Bruxism and TMJ Disorders
Tempromandibular joint disorder (TMD) are a group of disorders of the jaw joint and the muscles that control jaw movement. Over 10 million Americans are affected. The condition is more common in women than men. Your temporomandibular joint (TMJ) connects your jaw to you scull. Ligaments, muscles, disk, nerves, and arthritis are all anatomical factors that may contribute to maladies of the TMJ. Jaw pain can be caused by arthritis, muscle spasm, or damage to the joint capsule. Clenching and grinding ones teeth is a risk factor fore developing TMD.
Signs and symptoms of TMD may include: pain in jaw and around your ear, discomfort while chewing, limited opening, clicking sounds, headaches, transient open or closed lock, ringing in hears, and changes in your bite. It is important to note that clicking sounds alone do not imply TMD.
In most cases, pain and discomfort associated with TMD are managed with non-surgical treatments, which may include, a splint, muscle relaxants, heat and cold therapy, or massage. The goal of treatment is generally management of pain and inflammation.

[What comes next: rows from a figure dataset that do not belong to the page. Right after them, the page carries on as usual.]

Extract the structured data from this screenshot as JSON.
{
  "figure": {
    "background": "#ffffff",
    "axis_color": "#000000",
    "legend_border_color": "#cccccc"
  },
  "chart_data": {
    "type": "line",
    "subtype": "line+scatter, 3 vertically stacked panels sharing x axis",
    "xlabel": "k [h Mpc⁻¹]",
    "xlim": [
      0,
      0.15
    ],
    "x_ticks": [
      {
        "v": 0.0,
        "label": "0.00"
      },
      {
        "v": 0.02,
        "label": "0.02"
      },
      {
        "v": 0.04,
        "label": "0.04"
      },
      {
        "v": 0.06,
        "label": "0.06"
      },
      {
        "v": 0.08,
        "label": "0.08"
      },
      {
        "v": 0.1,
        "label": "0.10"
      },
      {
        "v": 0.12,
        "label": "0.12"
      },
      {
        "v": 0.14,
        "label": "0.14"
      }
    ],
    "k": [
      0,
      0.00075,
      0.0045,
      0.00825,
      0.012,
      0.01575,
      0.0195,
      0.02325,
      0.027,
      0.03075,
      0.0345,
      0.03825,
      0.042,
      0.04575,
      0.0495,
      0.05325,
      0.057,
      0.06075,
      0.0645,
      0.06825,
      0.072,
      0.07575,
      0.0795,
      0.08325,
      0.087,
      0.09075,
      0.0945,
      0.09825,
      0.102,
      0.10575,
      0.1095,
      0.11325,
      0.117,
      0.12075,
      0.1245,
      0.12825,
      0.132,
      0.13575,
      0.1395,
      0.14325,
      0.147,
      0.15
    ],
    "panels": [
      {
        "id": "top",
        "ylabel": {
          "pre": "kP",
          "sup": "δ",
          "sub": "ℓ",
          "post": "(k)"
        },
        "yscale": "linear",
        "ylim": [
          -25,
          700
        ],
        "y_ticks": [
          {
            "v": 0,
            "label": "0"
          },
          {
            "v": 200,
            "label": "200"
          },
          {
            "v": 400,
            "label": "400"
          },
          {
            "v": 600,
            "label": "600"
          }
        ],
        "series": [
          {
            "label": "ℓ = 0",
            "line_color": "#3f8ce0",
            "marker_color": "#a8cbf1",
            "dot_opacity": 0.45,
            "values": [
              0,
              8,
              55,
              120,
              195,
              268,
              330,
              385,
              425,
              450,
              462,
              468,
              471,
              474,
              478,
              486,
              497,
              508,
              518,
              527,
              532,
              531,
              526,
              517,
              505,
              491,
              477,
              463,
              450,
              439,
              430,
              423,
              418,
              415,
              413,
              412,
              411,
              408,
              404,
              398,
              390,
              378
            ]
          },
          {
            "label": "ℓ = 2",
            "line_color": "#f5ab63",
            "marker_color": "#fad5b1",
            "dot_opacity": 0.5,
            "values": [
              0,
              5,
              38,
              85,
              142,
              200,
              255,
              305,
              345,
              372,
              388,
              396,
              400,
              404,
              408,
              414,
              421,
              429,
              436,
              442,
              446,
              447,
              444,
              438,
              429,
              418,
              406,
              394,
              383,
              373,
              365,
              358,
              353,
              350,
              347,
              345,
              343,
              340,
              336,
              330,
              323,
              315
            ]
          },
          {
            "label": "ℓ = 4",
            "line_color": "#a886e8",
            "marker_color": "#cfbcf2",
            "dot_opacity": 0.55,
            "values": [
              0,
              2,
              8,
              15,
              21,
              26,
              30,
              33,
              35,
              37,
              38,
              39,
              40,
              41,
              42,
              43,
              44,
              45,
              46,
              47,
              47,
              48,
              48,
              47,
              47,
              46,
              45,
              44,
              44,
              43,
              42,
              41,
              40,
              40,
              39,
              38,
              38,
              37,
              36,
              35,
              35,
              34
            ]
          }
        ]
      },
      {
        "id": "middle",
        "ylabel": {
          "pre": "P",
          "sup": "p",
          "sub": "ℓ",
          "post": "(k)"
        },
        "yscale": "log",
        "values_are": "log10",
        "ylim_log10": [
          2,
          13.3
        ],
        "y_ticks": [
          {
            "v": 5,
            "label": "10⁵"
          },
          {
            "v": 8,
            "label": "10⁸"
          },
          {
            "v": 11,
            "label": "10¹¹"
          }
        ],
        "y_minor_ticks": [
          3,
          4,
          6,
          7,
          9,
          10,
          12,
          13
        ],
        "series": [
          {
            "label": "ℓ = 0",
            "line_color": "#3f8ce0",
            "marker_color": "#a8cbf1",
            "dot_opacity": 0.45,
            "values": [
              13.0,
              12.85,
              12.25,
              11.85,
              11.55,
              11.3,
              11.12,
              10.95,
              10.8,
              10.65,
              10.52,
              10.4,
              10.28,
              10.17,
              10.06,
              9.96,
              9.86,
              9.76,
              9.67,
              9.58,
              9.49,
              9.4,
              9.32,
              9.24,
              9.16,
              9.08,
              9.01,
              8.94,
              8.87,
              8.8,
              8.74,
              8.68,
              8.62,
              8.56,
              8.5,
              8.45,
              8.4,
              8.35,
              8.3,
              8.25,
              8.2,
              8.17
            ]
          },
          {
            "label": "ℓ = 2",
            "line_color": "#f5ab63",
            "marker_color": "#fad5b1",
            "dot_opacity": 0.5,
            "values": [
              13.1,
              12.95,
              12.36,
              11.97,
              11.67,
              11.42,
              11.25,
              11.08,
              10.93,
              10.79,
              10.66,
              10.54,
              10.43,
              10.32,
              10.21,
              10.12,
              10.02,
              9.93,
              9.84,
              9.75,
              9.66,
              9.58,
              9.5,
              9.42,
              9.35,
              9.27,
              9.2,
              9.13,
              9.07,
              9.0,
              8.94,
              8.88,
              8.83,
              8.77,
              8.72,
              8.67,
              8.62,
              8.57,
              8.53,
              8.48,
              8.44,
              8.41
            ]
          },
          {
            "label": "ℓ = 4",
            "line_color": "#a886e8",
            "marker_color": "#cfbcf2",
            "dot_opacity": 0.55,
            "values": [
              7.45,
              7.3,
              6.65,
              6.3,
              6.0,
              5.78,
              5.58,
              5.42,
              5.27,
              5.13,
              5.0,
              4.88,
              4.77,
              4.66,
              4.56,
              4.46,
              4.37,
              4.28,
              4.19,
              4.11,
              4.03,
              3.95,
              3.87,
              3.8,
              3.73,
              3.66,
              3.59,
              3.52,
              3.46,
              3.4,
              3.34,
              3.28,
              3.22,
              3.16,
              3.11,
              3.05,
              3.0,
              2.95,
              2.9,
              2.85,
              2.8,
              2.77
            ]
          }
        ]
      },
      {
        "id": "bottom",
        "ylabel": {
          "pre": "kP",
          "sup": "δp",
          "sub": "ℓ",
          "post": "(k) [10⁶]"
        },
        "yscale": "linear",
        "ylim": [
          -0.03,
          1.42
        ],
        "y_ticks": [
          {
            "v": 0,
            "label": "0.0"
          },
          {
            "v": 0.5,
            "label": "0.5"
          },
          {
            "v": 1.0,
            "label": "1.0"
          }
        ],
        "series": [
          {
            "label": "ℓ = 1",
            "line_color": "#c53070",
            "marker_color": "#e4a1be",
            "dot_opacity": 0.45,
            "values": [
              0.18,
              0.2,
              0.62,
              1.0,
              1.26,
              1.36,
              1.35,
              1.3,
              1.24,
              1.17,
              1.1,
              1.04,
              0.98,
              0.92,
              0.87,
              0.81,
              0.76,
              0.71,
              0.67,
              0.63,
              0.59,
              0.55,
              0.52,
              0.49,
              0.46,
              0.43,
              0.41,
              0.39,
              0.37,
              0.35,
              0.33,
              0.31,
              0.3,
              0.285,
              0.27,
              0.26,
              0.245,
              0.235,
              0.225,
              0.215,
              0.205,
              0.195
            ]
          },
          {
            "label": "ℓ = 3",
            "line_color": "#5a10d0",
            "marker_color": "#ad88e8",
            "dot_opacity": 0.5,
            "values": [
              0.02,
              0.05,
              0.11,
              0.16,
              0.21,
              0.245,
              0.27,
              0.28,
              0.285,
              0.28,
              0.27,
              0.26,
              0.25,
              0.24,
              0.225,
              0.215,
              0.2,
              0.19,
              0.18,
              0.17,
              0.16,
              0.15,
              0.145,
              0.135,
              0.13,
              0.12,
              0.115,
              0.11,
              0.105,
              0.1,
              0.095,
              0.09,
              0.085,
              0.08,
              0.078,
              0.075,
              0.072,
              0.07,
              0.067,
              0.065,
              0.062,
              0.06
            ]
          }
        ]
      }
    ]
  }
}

Bruxism is a condition of continued grinding or clenching of teeth, often during sleep. There are various degrees of severity and need for treatment. Severe bruxism leads to jaw disorders, headaches, and damaged teeth. Since many people are active bruxers during sleep, they often do not know they are doing it. Diagnosis is generally through signs the dentist observes. Bruxism appears to be an unconscious reflex related to the chewing reflex that is similar to the knee jerk reflex. However, it can be exacerbated by stress, emotions, sleep disorders, medications or abnormal tooth alignment.
Signs of the condition are warn, broken teeth, sensitive teeth, sore jaws which may lead to TMD, and grinding sounds during sleep.
The treatment for bruxism and clenching is through a night guard since most bruxers are more active during sleep. For day time bruxers, a brux guard can be worn during the day and relaxation and behavioral modification exercises practiced. A night guard or brux guard, when made properly will not only protect your teeth from further wear but reduce the reflex to grind or clench. People often feel immediate relief from their symptoms after they start wearing a night guard.